Tungsten mesh as the best material for thermal barrier

Factors noticed for motor case welds to redesign the Space Shuttle solid rocket motor. The design allows chamber pressure to approach the basic seal. Gas stagnation precluded seal and case damage in the main case. Conservative flow and heat evaluation however described that gas redistribution could cause unwanted heating. So a heat resistance barrier tungsten wire mesh was created to reduce the flow and heating in the internal parts.

However different materials were tested, their cross-barrier pressure differentials were evaluated to set the lower limits on the permeability of the material. The cold flow material permeability evaluations were conducted. The hot flow, Mach blow tube analyses were performed to determine the erosion resistance. The tungsten mesh offered the excellent service.

The main design was improved to make the use of barrier. The designs were analyzed in subscale motors that were similar to redistributing flow environments. The after-fire inspections and in-test instrumentation described that the barrier prevented the slag and offered better service by decreasing the gas temperatures and velocities in the weld.

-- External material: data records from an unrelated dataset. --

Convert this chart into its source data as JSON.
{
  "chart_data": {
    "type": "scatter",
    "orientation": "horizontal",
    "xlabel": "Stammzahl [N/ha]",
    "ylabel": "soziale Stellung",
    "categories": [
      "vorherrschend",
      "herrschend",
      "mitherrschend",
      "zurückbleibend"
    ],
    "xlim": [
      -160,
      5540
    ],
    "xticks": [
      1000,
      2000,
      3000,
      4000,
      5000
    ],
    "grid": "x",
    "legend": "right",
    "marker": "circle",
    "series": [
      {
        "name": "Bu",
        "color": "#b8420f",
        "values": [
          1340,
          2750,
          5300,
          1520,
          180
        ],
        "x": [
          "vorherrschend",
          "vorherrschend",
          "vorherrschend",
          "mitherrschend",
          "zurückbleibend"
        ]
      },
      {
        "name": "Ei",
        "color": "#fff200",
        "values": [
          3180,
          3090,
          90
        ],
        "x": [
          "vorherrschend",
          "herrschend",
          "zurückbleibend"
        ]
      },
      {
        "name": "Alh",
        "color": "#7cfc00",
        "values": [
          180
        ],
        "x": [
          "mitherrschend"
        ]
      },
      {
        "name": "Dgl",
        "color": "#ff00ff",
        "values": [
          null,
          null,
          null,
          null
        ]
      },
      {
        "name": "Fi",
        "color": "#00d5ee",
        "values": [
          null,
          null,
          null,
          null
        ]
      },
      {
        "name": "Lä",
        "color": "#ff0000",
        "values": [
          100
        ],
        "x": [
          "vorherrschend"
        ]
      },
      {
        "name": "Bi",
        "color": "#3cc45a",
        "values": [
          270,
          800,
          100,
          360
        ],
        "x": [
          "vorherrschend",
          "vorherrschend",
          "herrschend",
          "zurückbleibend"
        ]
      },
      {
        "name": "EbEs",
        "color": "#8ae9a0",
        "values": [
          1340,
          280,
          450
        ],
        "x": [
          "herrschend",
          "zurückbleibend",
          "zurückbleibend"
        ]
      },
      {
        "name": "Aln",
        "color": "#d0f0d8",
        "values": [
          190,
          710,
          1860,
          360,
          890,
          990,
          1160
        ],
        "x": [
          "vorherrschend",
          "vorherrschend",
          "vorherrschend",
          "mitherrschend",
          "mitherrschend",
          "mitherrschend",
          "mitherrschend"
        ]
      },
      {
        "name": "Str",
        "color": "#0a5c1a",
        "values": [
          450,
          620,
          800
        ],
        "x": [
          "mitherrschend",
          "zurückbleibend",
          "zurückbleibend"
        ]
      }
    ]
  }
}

The fact of a thermal barrier in the solid rocket motor joint was tested as a development project for the rocket motor. The basic joint design factors recognized for the Space Shuttle are:

1. An unvented prototype where the internal insulation prevents the contact of hot propellant gases from the seals.
2. A vented prototype where the propellant gas quickly travels from the gaps in the internal insulation for seal pressurizing while igniting the motor.

Vent Design

With insulation, the case is thermally secured and offered an indirect way to prevent radiation. The distance between the joint insulation leads the propellant combustion gas to the seal while igniting the motor. The convective heating is prevented under ideal environments as the gas releases enthalpy and stagnates in the internal weld region. The gas redistribution may be resulted, although it results into controlled functionality of submerged nozzle vectoring and asymmetric grain slump. The received heating may be unnecessary. Conventional evaluation of the Space Shuttle submerged nozzle cavity with a vectored nozzle described circumferentially streaming gas and internal joint heating. This heating was described to affect the elastomeric primary seal, an improper condition.

Development of thermal obstructer

A thermal obstructer was found as an inclusion to the vent joint design to resolve the internal joint heating issue. The mesh obstructer had to limit the internal joint heating by decreasing gas velocity and temperature. The tungsten mesh is adequately porous to permit ignition transient by flow and basic O-ring pressurization. Good erosion resistance was needed to deal with severe shuttle internal media.

The different materials such as metals, carbon organics an ceramics were tested in a large range of forms such as mesh, coatings, foils, fibers etc. The specimens of reliable materials were found significant. The porous flow testing was conducted to find if the materials permit quick through-flow during the ignition pressure transient. The tungsten wire mesh offered the excellent service providing good erosion resistance and durability for internal regions of the shuttle.